La musica rappresenta da sempre una fotografia della società, non importa se si tratta di una foto d’autore scattata in studio o di un semplice selfie magari nemmeno troppo a fuoco fatto da chiunque. Ed è per questo che le tendenze stilistiche vanno a raccontare, delineare, a volte enfatizzare le caratteristiche di generazioni. Non devono essere mai sottovalutate, snobbate quanto comprese, interpretate, criticate con raziocinio.
E’ stato così per l’auto-tune che negli ultimi anni ha voluto farsi portavoce di una generazione ovattata, compressa, che fa sì delle differenze la propria forza, ma allo stesso tempo sente la necessità di reprimere dinamiche, colori, nella voce di chi canta, e questo ossimoro stilistico e di contenuti lo rende attraente quanto incomprensibile.

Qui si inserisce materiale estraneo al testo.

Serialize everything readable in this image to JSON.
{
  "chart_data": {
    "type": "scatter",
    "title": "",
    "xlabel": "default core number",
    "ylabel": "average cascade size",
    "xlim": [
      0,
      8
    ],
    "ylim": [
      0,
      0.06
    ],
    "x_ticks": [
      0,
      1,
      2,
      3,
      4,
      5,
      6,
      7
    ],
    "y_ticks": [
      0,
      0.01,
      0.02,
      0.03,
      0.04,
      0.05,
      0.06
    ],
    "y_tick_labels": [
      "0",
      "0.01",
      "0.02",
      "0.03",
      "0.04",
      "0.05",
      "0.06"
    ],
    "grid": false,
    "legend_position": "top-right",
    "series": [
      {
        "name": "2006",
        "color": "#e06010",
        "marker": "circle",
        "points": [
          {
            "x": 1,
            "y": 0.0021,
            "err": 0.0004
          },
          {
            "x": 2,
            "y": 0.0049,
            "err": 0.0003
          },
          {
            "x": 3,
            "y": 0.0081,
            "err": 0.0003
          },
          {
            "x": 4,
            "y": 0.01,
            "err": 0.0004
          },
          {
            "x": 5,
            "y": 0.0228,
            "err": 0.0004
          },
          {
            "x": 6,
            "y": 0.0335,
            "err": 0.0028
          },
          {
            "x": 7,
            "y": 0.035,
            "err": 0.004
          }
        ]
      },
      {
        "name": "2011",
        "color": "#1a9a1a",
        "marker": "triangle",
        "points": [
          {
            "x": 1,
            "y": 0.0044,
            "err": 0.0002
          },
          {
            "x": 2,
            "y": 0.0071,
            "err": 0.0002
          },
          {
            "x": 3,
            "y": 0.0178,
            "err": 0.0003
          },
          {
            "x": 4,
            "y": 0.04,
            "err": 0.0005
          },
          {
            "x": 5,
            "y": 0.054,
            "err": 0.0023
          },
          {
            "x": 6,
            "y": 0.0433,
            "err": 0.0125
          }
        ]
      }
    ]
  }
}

Musicalmente però, trovo pericoloso quando una tendenza che cancella la profondità di ascolto nei brani diventa in realtà una cifra stilistica, un motivo per riconoscere esattamente il momento in cui quel brano è stato registrato in studio. Perché tra cifra stilistica e gusto, rimane comunque un’enorme differenza, e forse rischiamo di perderci qualcosa di bello.
Ma alle cifre stilistiche, si sa, nemmeno i grandi riescono a dire di no.
Perché la cifra stilistica porta numeri, nuovo pubblico, anche a Mina a cui i numeri forse non servono nemmeno più, tanto sono immensi il suo nome e la sua reputazione annessa. Così la cifra stilistica l’ha interpretata a modo suo, con un colore nuovo a cui non eravamo abituati, innamorati (ancora oggi) delle sue dinamiche riconoscibili e attoriali.
Nel brano “Un briciolo di allegria”, la voce più profonda e intensa dell’interpretazione nella musica italiana sceglie un colore compatto e privo di dinamiche per cercare di adattarsi quanto più possibile a quello artificiale del giovane Blanco, a cui impreziosisce il pezzo limitandosi ad una seconda voce. Che lusso, eh?
Non si tratta di un puro auto-tune, ma di una compressione forte, un pochino invasiva a mio gusto.
Il “corsivo” che volutamente sbiascica le parole, rese ancora più incomprensibili da questo effetto, non crea in realtà in questo pezzo l’ossimoro che forse gli avrebbe davvero dato una spinta in più, con la grande interprete dalle grandi dinamiche, perché le dinamiche in lei sono effettivamente soffocate da una scelta di mix precisa.
L’incontro tra due stili opposti dovrebbe tendere a valorizzarne le differenze a mio parere, enfatizzandone le caratteristiche, creando quello che più comunemente in musica si definisce contaminazione.
La voglia è un punto di incontro con il nuovo invece, un po’ a tutti i costi. Che anche il classico non vada più di moda?